Notre collègue Marine Brunner, toujours prête à avaler ce que les autres délaissent, se chargera d’achever la victime protéinée pour la bonne cause, quelques heures plus tard, au bord de la piscine de l’hôtel:
Dans une critique qu’on dirait tirée d’une épreuve de Koh Lanta, un journaliste de GQ USA aura cette formule savoureuse, devant son bol à moitié terminé: «Si la nourriture est du carburant, mon réservoir est plein. Chaque bouchée est une épreuve, et j'ai du mal à avaler».

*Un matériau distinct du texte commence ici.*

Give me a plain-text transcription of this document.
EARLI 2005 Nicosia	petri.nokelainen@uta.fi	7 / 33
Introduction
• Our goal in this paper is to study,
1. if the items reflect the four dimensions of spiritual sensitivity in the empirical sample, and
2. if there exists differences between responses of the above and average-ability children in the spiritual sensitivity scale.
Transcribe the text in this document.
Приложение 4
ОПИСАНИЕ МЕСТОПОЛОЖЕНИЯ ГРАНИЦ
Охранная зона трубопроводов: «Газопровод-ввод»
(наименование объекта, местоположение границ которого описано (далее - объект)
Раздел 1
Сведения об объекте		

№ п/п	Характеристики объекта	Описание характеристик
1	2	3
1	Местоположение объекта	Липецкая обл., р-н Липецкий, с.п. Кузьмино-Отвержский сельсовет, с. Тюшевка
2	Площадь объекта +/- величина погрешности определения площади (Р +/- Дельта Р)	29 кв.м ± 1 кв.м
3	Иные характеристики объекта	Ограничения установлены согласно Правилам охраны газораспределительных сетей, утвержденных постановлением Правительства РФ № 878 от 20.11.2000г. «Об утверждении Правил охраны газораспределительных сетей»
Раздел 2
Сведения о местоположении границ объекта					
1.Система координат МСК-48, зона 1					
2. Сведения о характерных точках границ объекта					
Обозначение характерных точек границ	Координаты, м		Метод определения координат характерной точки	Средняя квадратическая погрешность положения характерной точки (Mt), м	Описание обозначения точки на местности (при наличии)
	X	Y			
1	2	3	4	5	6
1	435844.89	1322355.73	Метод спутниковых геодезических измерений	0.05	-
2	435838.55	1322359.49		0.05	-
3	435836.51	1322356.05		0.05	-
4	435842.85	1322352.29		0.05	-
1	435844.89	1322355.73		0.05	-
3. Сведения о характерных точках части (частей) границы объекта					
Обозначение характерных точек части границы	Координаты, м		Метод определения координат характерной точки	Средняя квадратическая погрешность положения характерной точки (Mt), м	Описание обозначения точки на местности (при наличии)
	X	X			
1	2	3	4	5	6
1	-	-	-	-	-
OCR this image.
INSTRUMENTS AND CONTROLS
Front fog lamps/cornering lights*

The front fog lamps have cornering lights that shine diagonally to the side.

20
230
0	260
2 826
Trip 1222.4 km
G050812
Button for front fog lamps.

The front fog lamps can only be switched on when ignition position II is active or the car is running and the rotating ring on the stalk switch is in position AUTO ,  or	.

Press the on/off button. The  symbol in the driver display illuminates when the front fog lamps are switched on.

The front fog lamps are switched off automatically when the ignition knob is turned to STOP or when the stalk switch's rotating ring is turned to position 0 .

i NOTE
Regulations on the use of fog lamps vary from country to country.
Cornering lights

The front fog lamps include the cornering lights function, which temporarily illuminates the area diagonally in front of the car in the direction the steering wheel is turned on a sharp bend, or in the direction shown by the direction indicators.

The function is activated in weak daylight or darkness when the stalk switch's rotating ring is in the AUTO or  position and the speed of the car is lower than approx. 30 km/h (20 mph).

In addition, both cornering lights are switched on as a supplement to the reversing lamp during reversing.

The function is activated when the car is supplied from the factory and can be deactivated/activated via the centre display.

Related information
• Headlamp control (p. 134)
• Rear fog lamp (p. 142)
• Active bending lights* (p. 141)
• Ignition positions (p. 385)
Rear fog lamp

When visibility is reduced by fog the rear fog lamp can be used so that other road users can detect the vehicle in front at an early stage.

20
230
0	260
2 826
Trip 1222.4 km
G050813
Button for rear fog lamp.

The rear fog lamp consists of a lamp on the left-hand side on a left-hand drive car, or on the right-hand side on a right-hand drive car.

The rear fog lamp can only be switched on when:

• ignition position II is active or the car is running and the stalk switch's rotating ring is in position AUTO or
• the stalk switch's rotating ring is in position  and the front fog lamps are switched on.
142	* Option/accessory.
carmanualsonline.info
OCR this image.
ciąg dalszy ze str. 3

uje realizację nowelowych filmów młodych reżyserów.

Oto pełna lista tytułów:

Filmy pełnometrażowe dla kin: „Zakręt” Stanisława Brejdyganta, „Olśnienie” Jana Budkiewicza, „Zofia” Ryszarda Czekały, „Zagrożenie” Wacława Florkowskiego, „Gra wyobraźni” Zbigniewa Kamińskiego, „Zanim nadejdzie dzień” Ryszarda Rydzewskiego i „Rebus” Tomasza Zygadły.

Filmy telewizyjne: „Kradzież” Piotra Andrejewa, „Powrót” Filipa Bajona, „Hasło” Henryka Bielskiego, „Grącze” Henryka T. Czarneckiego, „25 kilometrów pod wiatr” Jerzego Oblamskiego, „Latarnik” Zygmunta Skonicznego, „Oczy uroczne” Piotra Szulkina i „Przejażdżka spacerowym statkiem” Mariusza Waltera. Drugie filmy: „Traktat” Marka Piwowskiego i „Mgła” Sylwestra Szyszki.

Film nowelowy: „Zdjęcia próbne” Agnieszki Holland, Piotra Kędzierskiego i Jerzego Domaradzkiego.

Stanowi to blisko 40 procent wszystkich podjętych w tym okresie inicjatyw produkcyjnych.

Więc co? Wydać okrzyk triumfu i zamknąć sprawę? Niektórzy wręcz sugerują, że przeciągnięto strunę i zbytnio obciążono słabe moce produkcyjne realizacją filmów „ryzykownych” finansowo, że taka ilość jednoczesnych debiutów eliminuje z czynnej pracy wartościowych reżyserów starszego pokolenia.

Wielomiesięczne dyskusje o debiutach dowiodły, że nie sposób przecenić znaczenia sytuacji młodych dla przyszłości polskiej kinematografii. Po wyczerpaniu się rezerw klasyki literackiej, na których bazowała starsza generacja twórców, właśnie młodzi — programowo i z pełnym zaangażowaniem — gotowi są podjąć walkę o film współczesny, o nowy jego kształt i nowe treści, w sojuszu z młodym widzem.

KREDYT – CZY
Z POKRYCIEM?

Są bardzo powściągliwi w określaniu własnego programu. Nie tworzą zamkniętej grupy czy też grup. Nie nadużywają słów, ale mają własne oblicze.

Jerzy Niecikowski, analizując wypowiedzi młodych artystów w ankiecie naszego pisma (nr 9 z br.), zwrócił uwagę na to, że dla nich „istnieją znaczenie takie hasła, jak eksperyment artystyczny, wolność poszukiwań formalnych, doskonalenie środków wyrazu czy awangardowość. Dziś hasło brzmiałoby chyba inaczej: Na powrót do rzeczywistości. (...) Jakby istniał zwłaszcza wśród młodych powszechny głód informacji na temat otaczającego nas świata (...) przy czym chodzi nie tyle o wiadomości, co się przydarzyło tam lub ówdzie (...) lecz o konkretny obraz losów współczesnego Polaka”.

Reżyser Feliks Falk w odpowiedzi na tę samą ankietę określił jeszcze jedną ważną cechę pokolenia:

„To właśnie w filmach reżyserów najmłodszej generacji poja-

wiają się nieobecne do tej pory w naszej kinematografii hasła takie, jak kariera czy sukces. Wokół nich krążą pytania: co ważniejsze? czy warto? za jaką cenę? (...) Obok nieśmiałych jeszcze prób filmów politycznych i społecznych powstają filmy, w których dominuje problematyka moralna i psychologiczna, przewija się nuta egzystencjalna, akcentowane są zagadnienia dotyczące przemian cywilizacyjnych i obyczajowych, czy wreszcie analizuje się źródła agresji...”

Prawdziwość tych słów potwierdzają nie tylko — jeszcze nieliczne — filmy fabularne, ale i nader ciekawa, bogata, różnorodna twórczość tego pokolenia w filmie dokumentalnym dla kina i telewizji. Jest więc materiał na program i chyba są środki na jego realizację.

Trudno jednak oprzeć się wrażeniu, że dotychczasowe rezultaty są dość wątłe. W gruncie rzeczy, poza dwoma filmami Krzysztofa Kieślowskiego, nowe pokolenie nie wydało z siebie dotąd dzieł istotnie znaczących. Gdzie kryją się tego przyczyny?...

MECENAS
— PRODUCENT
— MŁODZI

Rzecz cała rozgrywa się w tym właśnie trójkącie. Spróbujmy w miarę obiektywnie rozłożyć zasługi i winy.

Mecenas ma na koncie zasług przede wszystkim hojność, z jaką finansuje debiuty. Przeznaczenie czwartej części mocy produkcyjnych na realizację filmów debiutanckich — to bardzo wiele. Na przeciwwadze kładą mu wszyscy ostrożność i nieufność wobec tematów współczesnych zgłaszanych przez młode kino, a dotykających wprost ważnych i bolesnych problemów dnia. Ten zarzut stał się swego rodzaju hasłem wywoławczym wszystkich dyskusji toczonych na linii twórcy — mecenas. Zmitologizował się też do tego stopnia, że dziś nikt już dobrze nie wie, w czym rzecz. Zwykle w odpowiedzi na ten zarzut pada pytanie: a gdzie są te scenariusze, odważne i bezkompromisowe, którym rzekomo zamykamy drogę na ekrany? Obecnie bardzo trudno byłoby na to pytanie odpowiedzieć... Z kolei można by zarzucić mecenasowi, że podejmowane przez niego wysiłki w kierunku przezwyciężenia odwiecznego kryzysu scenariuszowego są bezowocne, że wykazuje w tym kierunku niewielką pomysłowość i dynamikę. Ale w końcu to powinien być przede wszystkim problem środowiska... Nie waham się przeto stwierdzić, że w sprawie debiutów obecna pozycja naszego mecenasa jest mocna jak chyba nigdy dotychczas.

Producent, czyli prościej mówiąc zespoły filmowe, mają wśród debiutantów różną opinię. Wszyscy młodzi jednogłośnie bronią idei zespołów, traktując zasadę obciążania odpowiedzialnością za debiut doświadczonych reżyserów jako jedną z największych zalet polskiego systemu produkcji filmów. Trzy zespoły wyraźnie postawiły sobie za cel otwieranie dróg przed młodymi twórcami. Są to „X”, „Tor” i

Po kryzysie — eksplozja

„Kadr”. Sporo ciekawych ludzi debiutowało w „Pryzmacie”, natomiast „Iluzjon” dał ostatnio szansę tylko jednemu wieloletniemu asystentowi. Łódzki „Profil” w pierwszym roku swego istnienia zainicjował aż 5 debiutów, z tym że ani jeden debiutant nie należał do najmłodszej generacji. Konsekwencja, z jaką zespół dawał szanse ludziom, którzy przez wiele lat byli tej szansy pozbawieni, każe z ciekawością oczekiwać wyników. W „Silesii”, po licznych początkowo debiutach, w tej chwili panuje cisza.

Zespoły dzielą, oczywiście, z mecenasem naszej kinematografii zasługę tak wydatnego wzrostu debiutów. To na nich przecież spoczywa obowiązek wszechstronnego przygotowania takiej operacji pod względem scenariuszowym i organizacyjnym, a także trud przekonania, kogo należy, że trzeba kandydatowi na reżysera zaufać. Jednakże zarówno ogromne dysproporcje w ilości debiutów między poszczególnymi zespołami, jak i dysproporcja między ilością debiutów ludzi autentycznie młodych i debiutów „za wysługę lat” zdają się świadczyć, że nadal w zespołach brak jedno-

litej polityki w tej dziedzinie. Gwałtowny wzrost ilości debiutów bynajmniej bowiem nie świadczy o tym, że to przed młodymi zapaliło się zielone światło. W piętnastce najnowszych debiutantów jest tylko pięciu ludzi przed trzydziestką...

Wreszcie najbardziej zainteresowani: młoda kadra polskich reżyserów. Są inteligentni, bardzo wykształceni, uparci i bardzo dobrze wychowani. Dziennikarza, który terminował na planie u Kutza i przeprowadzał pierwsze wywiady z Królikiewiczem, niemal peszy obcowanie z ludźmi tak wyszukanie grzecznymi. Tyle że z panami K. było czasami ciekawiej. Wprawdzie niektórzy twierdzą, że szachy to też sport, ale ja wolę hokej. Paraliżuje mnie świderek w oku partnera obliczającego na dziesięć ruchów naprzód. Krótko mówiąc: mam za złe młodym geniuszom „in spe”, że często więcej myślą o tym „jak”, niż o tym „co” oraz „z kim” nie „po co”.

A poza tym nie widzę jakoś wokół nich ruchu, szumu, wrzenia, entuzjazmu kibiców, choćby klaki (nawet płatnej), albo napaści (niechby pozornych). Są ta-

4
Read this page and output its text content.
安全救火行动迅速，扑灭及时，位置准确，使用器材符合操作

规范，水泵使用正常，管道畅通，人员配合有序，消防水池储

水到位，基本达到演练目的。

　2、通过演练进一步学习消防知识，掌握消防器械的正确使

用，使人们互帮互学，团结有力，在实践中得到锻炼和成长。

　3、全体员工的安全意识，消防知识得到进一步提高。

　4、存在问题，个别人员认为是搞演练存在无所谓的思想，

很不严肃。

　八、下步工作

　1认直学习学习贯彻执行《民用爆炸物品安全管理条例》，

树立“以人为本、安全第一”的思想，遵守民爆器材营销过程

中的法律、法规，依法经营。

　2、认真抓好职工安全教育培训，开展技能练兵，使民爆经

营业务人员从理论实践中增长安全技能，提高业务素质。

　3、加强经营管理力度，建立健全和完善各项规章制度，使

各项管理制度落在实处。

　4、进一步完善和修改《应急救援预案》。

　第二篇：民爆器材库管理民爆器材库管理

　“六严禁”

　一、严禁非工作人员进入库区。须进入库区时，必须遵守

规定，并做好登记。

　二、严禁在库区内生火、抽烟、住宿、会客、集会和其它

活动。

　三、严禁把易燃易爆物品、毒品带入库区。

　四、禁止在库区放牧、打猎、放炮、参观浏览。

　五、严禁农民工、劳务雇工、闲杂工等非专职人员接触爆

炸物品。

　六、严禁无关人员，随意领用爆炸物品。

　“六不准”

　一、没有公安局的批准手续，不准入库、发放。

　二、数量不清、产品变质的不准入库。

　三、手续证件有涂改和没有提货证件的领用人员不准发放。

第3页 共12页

Bien sûr, un titan des salles de sport pourrait avoir besoin de plus de 106 protéines par jour pour nourrir ses grosses cuisses. Mais à ce jeu-là, mieux vaut siffler un shaker de champion qu’ingérer autant de chair animale d’un seul coup de fourchette.
Or, selon une nutritionniste américaine «horrifiée» par ce nouveau missile du géant de la salade, «les recherches suggèrent que les gens ne peuvent absorber que 30 à 40 grammes de protéines à la fois».
Le reste? Hop, évacué. Comme les 23 dollars qu’aura coûté l’expérience et toute espèce de sensation de faim pour les dix prochains jours.